In 1880 he edited "Der Aetna" from the manuscripts of Wolfgang Sartorius von Waltershausen, the results of observation made between the years 1834 and 1869. He was author of "Elemente der Petrographie" (1875), "Einführung in die Gesteinslehre" (1885), and "Précis de petrographie" (1887). He died at Bonn in January 1886.

==Works==
- Petrographische Studien an den vulkanischen Gesteinen der Auvergne (Stuttgart 1868–71); Petrographic studies on the volcanic rocks of the Auvergne.
- Das Erdbeben von Herzogenrath vom 22. Okt. 1873 (Bonn 1874); The earthquake of Herzogenrath on 22 October 1873.
- Das Erdbeben von Herzogenrath vom 24. Juni 1877 (Bonn 1878); The earthquake of Herzogenrath on 24 June 1877.
- Elemente der Petrographie (Bonn 1875); Elements of petrography.
- Über vulkanische Kraft (n. d. Engl. of Robert Mallet, das. 1875);
- Aus Irland, Reiseskizzen und Studien (Bonn 1877);
- Sizilien.

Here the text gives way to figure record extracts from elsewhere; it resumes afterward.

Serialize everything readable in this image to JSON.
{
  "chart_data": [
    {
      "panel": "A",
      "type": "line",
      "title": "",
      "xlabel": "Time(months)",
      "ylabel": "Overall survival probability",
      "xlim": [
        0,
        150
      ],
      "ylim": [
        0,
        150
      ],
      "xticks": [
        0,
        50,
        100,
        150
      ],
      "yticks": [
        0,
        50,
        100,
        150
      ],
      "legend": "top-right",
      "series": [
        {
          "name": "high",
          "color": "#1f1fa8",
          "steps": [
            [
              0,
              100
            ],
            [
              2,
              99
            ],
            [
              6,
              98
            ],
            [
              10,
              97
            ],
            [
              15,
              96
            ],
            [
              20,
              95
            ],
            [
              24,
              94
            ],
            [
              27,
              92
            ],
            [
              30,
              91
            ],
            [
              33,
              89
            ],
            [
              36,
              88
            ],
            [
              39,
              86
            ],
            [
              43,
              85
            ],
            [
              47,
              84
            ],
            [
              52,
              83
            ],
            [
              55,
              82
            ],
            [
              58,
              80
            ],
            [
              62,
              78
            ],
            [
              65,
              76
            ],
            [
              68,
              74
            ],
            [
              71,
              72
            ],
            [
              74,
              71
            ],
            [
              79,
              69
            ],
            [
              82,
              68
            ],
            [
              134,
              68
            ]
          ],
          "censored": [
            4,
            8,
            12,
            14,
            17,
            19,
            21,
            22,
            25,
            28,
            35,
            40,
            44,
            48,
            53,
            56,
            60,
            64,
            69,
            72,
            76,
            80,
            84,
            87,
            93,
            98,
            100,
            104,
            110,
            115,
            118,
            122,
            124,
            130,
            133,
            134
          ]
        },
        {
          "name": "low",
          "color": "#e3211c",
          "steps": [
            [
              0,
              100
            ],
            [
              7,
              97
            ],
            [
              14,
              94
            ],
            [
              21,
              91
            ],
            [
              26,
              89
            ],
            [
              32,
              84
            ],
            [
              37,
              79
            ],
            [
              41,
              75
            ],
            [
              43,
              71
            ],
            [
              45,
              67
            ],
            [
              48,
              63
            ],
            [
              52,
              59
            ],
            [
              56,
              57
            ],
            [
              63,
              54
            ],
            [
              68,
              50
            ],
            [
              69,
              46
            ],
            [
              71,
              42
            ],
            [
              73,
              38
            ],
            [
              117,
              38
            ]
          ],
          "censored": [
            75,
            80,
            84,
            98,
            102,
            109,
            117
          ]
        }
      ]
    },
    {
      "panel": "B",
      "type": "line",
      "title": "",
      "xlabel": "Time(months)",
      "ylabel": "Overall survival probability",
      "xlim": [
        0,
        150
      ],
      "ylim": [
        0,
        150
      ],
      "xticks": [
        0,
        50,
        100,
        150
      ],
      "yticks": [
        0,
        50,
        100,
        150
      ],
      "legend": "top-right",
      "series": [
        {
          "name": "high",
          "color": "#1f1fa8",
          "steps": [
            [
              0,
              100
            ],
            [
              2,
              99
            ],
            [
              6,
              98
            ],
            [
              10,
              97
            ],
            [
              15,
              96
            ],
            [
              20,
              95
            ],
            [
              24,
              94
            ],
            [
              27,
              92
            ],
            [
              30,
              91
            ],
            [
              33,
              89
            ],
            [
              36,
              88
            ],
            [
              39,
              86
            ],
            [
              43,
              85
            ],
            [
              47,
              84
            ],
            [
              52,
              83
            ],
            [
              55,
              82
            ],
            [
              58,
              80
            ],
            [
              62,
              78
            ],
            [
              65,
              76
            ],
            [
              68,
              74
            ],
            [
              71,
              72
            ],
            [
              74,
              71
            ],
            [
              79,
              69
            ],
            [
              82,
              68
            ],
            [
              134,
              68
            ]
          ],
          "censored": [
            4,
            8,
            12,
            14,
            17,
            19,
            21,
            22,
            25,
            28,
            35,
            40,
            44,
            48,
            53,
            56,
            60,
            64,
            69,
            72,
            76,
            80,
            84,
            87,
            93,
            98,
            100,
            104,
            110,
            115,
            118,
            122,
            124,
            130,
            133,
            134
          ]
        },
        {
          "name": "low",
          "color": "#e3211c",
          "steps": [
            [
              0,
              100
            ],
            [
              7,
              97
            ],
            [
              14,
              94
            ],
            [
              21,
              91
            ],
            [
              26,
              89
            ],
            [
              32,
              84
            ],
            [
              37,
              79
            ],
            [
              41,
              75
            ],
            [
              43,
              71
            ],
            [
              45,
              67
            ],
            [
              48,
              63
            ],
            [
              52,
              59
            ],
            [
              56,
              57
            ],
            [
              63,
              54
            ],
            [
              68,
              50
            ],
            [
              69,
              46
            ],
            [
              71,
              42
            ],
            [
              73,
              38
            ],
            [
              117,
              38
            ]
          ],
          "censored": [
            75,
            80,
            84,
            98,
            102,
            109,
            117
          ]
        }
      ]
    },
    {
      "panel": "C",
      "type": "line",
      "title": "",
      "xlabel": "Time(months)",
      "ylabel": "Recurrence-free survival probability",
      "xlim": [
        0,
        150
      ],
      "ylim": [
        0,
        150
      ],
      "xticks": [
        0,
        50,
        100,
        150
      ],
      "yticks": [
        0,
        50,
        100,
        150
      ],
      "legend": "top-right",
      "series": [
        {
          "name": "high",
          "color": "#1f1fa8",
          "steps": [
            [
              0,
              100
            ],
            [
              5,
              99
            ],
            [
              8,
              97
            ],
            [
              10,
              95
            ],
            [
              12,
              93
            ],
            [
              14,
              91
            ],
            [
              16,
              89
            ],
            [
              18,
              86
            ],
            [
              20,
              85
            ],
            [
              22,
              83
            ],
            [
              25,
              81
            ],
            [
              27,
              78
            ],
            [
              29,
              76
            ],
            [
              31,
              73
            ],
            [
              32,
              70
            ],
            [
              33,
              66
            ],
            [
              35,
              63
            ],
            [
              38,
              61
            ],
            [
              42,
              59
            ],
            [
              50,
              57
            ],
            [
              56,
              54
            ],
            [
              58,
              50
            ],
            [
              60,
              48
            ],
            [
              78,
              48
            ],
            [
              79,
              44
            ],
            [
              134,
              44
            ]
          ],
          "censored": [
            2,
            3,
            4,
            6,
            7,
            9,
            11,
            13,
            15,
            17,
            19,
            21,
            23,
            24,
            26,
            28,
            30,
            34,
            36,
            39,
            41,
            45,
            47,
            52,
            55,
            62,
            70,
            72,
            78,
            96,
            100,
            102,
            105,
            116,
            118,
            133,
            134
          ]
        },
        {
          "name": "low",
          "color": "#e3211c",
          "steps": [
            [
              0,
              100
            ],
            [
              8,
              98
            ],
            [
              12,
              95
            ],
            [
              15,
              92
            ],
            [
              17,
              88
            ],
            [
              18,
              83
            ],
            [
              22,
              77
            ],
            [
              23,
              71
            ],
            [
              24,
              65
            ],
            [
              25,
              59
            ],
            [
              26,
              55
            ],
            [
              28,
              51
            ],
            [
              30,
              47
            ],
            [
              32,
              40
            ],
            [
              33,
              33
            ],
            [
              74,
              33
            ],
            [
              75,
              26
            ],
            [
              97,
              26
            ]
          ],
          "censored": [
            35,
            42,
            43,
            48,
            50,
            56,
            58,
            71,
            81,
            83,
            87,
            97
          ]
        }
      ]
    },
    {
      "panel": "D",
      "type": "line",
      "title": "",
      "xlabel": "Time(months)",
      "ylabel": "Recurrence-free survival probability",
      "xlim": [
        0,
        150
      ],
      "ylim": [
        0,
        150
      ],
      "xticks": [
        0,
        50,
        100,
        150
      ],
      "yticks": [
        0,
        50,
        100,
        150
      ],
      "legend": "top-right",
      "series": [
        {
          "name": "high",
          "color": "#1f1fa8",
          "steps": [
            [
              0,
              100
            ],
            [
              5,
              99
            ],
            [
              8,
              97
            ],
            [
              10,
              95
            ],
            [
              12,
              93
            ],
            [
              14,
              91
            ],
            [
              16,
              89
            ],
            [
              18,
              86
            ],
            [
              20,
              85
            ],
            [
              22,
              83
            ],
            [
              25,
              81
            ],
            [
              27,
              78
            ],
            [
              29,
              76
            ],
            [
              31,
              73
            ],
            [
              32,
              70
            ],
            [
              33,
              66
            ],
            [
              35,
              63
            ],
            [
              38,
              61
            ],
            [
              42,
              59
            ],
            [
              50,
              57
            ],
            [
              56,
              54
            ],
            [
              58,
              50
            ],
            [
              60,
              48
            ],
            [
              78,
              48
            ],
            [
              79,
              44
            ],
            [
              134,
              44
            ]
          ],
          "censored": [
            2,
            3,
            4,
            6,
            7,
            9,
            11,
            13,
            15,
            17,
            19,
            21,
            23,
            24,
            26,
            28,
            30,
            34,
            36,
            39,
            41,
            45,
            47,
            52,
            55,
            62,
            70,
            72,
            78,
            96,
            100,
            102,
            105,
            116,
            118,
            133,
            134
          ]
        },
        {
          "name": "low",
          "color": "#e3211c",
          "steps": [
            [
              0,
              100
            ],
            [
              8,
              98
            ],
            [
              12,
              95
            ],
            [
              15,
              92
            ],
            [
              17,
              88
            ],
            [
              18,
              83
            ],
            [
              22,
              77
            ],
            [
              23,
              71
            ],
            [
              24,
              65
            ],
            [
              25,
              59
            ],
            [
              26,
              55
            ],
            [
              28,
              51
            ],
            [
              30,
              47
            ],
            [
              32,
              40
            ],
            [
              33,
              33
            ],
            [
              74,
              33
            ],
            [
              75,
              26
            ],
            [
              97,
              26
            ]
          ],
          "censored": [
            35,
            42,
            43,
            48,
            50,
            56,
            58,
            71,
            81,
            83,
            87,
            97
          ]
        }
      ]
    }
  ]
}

Ein geographisches Charakterbild (Bonn 1879);
- Der Ätna, according to Wolfgang Sartorius von Waltershausen's manuscripts, edited and completed, (Leipzig 1880);
- Die Bausteine des Kölner Doms (Bonn 1882);
- Einführung in die Gesteinslehre (Berl. 1886);
- Irland und Sizilien (Berlin 1883)
- Wie das Siebengebirge entstand (1884).